White Roses for Your Loss

White Roses for Your Loss
May You be Comforted During this time of Grief

Thursday, July 11, 2013

Two more parents loose a child...a baby boy

Everytime I hear about such news, I feel that stabbing wrenching pain deep within my heart and soul. I know, the sleepless nights, the days when getting out of bed is impossible, the wanting so desperately to awake from the nightmare--the realization that this bed, chair, desk, crib, and life will be empty. Nothing will ever fill that void, not ever! My advice is mostly to those who are wanting to give comfort; just listen--it's that easy! Don't hand out the old cliches as if they are the only thing you feel is right to say. Look, this baby is their baby, not yours, you can only imagine what it might feel like, but that is it! Telling the parents that this was all for the best is no comfort what so ever! Telling them the child is happier and safer now, is well....heart shattering and unfeeling! To a parent, the ONLY good place, safe place, happy place is in thier arms. Oh, I'm not negating the power and the love of God (whichever you beleive in) I'm just letting you know, to have a child ripped from our lives and hearts is so utterly unthinkable, so painful, so heart and soul crushing. Do you want to say the right thing? Just say I'm sorry-- Listen to the mom or dad talk on about their baby...it validates the existance and the knowledge that our baby was here it also makes them cry...so if crying bothers you--GET OVER IT! We do cry...we cry for hours on end, we sob in the bathtub, while driving, while looking over at the empty bed..we will cry. DO NOT insist they give all the child's belongings away Do not ask them if they are over it yet? Do not EVER expect that your friend or family member will ever be the same as before-- this horrible moment changes us forever! It has been fifiteen years for me, YES, I still sob uncontrolably, just not as often anymore.
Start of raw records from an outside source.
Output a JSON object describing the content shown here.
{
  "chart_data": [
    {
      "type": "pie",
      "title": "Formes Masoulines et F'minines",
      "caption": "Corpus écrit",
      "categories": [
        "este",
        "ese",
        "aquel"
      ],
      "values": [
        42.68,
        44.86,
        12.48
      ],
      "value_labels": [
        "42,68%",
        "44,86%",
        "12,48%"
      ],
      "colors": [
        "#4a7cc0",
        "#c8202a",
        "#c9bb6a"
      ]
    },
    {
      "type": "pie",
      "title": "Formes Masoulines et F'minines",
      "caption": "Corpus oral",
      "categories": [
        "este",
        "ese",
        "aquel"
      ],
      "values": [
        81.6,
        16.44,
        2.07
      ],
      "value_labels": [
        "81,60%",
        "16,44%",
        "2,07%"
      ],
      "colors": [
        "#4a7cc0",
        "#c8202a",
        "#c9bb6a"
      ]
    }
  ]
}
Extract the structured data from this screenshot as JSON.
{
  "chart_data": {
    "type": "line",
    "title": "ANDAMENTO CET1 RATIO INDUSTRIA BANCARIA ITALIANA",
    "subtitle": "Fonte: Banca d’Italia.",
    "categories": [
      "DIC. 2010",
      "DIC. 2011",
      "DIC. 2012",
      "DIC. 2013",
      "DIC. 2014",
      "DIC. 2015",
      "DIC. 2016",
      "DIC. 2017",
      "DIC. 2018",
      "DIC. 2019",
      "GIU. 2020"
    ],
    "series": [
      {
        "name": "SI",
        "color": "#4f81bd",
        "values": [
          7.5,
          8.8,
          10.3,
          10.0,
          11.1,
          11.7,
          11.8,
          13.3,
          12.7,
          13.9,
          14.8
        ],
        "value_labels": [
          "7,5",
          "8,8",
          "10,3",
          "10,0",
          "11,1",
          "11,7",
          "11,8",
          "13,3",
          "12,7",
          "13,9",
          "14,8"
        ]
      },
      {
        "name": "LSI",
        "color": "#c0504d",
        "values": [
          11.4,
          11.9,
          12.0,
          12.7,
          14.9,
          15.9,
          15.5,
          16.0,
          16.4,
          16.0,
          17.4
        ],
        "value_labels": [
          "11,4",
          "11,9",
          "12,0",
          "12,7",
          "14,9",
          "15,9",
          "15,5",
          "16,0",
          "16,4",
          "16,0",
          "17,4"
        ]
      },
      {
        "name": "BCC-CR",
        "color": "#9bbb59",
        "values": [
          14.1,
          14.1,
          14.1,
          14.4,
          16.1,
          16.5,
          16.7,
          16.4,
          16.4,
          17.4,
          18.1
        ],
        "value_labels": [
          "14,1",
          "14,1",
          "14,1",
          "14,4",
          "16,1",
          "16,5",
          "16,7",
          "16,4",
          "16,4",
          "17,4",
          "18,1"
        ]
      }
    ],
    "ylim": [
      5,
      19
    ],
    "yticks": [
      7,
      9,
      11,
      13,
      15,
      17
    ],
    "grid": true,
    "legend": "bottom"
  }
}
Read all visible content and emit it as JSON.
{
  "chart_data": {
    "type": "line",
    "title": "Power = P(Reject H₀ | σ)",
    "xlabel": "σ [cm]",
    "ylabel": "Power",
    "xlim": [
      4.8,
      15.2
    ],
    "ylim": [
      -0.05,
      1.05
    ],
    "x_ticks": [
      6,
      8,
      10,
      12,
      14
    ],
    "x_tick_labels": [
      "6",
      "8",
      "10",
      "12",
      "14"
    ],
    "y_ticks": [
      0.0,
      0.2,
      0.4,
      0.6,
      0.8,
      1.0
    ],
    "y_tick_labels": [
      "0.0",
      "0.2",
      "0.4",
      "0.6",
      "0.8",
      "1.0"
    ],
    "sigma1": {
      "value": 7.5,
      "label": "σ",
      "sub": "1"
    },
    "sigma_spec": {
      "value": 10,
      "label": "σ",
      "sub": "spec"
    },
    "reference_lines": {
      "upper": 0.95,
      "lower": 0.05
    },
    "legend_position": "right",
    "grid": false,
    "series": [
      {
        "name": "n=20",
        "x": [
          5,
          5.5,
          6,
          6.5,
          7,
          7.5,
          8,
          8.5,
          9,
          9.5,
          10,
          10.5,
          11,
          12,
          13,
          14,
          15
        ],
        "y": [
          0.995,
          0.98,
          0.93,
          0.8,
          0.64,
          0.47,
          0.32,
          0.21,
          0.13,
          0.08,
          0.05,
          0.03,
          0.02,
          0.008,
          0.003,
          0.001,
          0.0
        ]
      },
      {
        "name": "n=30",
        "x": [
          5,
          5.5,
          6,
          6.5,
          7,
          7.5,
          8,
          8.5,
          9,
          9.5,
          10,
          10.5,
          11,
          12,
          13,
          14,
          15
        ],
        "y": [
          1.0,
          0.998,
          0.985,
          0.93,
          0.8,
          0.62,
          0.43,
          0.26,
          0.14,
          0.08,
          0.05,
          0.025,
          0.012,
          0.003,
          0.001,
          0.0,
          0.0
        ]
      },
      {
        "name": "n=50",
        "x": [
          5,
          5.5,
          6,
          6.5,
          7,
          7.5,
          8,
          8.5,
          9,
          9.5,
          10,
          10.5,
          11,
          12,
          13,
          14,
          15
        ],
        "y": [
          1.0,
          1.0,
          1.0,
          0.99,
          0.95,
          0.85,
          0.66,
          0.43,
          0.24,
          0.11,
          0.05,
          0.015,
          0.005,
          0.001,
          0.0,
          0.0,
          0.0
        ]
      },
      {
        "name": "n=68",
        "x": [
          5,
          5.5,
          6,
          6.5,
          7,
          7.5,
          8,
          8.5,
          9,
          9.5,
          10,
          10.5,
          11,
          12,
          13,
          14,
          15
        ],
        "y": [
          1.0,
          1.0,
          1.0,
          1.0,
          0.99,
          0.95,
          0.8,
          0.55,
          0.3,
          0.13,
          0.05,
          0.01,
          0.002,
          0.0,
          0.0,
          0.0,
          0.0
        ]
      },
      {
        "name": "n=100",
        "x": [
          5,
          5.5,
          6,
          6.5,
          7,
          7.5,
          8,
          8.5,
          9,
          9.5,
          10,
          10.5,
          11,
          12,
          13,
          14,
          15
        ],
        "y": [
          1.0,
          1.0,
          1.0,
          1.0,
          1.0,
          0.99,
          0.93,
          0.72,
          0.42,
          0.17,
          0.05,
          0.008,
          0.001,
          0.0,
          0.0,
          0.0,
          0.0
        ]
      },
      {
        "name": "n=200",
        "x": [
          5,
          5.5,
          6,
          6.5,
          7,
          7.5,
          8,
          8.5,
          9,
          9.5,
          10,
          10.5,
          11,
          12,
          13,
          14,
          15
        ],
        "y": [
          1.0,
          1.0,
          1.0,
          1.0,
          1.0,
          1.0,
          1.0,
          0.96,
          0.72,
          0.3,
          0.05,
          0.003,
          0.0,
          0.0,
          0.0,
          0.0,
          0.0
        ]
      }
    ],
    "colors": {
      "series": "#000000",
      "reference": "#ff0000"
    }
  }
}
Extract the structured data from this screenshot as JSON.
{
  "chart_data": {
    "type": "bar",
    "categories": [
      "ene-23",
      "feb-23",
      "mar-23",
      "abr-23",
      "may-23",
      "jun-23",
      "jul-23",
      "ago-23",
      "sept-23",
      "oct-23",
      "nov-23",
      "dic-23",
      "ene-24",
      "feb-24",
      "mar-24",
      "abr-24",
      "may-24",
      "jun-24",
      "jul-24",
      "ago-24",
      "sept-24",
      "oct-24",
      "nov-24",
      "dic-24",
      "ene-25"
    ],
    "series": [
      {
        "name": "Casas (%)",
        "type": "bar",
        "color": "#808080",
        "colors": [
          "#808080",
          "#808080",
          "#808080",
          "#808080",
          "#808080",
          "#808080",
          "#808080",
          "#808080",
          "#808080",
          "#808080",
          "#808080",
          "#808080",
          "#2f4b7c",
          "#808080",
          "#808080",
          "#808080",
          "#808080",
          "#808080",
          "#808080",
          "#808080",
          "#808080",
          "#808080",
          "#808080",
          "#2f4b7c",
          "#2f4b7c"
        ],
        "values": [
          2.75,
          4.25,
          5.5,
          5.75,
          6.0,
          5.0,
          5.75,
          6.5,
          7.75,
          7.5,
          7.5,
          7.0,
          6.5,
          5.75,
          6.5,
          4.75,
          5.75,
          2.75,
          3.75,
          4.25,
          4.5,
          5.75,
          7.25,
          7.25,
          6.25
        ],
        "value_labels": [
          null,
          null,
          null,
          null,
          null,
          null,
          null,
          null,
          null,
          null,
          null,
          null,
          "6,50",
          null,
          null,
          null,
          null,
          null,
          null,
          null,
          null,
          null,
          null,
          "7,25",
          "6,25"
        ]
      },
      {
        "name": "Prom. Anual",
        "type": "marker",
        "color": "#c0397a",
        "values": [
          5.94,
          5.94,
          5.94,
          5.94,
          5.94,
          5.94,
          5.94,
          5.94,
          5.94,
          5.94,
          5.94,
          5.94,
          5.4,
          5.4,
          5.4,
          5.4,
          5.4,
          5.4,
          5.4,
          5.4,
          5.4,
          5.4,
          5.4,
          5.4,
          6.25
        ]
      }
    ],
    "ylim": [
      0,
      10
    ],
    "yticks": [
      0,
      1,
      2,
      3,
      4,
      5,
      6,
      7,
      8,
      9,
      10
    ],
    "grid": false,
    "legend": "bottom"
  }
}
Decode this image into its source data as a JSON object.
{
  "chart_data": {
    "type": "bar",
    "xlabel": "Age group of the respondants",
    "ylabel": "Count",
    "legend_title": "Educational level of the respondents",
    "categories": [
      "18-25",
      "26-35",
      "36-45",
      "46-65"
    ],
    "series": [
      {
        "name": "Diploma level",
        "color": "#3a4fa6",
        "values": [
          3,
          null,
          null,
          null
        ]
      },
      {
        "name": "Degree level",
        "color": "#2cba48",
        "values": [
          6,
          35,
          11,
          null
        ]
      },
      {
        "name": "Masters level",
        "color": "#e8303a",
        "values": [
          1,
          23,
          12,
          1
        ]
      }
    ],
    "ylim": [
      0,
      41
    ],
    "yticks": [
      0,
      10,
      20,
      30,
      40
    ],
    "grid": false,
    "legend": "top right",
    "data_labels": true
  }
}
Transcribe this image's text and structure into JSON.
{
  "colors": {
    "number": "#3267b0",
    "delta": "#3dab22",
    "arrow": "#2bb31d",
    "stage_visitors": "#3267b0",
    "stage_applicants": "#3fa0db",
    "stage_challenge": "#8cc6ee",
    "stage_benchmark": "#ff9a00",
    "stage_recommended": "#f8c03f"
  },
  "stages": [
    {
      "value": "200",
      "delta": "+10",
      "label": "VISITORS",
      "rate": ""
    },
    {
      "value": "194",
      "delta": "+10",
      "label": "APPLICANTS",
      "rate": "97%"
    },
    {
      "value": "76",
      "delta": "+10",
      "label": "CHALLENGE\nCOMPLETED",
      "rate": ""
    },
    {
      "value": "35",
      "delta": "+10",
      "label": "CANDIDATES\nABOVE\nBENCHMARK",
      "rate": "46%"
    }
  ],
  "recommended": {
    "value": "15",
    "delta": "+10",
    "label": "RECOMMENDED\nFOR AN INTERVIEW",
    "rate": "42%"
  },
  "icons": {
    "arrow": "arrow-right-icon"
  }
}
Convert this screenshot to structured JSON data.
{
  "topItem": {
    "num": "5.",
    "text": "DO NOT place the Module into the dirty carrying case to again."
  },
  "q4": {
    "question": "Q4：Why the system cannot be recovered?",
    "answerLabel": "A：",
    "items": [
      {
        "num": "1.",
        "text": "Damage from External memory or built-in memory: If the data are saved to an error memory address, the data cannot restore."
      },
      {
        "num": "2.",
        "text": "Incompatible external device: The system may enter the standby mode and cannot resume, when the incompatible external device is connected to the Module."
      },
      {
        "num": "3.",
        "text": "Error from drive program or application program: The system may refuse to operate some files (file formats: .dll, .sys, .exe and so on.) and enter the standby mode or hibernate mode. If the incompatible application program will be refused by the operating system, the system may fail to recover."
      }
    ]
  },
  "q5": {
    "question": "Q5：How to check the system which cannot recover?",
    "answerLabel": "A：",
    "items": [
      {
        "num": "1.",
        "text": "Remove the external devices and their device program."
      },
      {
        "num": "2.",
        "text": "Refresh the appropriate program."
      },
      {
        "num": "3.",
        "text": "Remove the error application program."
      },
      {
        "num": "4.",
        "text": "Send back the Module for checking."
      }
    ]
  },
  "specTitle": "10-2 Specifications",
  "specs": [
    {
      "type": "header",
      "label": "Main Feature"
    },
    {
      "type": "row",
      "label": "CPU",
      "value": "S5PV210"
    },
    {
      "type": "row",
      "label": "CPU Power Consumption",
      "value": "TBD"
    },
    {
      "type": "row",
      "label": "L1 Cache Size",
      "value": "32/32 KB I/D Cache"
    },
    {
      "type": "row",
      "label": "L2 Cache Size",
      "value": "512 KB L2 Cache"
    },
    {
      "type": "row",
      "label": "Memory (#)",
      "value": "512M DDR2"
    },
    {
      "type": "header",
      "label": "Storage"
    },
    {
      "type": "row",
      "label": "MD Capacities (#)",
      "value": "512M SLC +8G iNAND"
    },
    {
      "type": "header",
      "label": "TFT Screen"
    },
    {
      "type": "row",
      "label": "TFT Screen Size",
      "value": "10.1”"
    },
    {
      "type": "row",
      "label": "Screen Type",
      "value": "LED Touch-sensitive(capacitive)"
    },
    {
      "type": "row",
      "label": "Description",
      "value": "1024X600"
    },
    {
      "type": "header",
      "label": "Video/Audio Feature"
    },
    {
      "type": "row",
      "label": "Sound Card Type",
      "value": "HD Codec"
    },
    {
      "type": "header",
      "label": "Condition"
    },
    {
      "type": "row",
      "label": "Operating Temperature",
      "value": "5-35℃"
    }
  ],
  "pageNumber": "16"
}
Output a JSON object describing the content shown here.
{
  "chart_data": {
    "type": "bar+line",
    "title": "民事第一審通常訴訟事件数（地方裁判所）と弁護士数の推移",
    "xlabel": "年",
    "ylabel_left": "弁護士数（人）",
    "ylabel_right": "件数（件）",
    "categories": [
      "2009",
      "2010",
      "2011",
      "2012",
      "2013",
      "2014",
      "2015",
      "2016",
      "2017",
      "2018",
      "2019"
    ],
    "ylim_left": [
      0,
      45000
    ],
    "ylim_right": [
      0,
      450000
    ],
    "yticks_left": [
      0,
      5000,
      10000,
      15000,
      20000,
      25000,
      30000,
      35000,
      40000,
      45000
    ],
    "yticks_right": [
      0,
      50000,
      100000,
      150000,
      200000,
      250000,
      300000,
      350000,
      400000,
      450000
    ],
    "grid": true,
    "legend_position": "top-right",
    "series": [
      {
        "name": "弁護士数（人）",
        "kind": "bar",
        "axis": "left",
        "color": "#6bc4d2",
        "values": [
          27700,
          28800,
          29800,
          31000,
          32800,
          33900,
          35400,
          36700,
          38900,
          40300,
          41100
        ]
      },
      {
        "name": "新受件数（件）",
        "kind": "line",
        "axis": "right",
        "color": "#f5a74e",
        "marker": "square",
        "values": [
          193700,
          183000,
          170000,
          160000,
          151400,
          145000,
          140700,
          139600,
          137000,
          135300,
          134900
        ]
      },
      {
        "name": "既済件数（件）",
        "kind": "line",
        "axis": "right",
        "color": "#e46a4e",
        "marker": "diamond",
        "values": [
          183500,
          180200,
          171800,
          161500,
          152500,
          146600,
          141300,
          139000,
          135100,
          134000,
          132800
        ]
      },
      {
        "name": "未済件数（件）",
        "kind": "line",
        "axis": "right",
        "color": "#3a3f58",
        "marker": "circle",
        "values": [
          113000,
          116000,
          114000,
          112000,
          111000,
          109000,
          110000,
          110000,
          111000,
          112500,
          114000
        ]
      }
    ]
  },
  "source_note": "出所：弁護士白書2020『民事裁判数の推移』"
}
I celebrate my son's birthday and his heaven date too. I remember him at holidays by literaly shopping for him and then, I find a worthy cause to donate it to. I buy a cake, balloons, make his favorite food; my family comes over and we sit and talk about his life--it did happen you know, he was with us once. One more little item I wish to share, if by some chance, you find the child's clothes, and you can smell him or her on them...pleade don't be sweet and wash them. Put them in a sealed container and put it under mommy's pillow. ( let her know of course.) Scents are very strong, and we need them too.